On his way home he stopped in Manila where some initial inquiries were made about a Purple Heart. "But I was shipped out. When I got home and found out I was being discharged, the people at Jefferson Barracks said getting the Purple Heart would be like finding a needle in a haystack."

Dohogne didn't think about the medal again, until he and a friend were reminiscing about World War II last year.

"I made some comments about what happened. He went home and told his boss." His boss was a friend of U.S. Rep. G.V. "Sonny" Montgomery of Mississippi, who is chairman of the veteran's affairs committee.

"Several days later I came home and my wife was going through my military file. She told me someone in Washington was trying to get me the Purple Heart."

That started Dohogne's year-long quest to secure the medal.

"I had given up on it," Dohogne said. "I hadn't even thought about it.

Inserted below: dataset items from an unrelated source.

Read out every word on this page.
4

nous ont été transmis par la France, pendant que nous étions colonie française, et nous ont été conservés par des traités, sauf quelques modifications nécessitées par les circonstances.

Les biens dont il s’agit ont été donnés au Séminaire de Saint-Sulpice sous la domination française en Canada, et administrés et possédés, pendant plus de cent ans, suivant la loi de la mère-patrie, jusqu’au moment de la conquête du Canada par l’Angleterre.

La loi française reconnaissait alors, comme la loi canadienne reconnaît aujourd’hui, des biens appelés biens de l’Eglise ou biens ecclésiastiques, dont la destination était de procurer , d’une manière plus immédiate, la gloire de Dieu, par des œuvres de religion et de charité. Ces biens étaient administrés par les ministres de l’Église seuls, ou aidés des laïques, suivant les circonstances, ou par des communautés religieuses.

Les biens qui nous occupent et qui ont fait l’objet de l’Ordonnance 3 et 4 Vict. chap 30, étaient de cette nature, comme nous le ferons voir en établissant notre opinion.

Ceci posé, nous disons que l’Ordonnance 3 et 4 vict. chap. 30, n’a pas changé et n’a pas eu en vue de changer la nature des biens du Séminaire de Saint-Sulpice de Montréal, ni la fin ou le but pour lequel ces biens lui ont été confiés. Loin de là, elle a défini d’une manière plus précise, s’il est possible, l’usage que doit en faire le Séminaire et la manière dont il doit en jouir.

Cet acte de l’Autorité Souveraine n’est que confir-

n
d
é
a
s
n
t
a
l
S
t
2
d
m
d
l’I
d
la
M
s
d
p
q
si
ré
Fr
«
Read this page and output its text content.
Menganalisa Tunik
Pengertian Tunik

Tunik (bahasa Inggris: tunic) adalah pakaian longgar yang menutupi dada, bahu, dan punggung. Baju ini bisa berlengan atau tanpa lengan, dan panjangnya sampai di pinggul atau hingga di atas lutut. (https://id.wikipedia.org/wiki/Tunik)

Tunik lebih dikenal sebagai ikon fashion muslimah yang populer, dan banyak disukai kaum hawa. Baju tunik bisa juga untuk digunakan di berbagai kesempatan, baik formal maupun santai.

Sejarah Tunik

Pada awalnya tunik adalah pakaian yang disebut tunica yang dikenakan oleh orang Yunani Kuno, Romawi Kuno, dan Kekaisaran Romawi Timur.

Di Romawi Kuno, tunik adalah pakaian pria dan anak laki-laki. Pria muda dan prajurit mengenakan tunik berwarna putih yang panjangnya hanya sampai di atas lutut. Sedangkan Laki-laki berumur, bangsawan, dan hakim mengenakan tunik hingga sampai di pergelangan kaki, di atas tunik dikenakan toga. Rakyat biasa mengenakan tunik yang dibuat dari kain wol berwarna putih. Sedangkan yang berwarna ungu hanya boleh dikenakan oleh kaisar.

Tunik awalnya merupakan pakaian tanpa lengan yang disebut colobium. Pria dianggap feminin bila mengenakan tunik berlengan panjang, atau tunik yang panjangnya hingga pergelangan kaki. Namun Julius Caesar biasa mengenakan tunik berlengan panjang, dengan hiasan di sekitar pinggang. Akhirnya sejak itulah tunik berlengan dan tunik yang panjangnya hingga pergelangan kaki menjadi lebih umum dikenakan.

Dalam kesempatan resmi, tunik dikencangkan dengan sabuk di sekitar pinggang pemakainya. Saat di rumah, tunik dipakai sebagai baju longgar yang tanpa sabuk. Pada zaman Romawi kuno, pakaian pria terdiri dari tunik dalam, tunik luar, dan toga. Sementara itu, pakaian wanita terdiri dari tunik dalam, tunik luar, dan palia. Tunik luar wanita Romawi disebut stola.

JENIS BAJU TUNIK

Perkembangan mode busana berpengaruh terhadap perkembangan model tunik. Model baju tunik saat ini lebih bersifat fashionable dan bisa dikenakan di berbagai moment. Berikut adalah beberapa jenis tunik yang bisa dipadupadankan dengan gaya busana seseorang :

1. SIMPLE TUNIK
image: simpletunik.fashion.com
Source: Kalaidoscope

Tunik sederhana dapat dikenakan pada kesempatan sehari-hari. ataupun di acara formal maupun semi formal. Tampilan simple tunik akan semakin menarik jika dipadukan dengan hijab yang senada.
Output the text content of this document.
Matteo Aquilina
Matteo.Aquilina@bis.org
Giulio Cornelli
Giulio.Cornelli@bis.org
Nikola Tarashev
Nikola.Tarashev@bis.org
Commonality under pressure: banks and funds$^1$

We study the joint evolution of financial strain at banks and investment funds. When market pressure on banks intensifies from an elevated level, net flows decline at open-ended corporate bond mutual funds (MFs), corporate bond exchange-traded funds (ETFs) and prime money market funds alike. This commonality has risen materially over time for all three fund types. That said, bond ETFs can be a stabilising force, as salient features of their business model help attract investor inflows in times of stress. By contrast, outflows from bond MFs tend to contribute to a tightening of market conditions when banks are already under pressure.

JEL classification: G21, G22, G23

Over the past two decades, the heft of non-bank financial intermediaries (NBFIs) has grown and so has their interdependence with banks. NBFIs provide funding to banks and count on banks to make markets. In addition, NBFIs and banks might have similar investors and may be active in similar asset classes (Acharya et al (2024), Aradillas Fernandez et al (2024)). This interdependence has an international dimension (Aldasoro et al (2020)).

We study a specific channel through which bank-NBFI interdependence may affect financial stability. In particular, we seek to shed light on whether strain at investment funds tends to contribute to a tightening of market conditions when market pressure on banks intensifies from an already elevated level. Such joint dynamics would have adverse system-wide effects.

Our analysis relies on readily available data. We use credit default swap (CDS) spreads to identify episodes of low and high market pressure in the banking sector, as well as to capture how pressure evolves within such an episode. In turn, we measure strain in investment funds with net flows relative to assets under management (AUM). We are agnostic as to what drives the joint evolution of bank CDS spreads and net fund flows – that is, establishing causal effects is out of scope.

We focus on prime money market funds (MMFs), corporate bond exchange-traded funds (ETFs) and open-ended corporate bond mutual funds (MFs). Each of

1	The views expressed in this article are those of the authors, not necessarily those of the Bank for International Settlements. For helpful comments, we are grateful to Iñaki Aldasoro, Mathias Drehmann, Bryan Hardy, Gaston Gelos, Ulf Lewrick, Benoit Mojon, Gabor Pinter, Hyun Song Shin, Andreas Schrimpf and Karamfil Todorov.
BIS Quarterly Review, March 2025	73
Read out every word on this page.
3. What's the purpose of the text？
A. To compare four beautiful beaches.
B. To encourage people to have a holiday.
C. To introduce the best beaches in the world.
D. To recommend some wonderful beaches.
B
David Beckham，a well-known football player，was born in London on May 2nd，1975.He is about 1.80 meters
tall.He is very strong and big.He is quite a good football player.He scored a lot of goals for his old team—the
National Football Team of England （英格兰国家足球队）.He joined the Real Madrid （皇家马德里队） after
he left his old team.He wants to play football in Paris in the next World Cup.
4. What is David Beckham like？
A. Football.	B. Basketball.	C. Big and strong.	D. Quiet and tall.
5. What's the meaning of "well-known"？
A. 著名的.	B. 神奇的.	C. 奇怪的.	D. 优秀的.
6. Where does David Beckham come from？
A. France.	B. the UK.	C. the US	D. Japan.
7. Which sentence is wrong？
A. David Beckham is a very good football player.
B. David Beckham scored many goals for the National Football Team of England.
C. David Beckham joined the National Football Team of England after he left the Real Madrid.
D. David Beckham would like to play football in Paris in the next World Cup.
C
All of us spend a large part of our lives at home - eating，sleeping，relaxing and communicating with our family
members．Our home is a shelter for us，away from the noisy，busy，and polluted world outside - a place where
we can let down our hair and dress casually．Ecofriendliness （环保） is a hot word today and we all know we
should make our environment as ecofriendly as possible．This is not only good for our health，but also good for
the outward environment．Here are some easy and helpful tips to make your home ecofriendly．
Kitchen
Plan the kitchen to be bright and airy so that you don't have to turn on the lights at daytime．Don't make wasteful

But when this fellow goes to bat for me, goes to all this trouble, I felt it would be ungrateful if I didn't follow through."

In October, the Purple Heart board in San Antonio, Texas, notified Dohogne he would be receiving the medal.

"They gave me an option of receiving it in the mail or accepting it at a ceremony at Eaker Air Force Base. I decided to accept it at the ceremony."

Dohogne was born in Kelso and was raised in Cape Girardeau where he attended St. Vincent's Grade School and St. Mary's High School. He also worked at Gamble Store here before entering the military and after he returned before moving to Ottowa, Ill. and then to Paragould, Ark. He retired a year ago.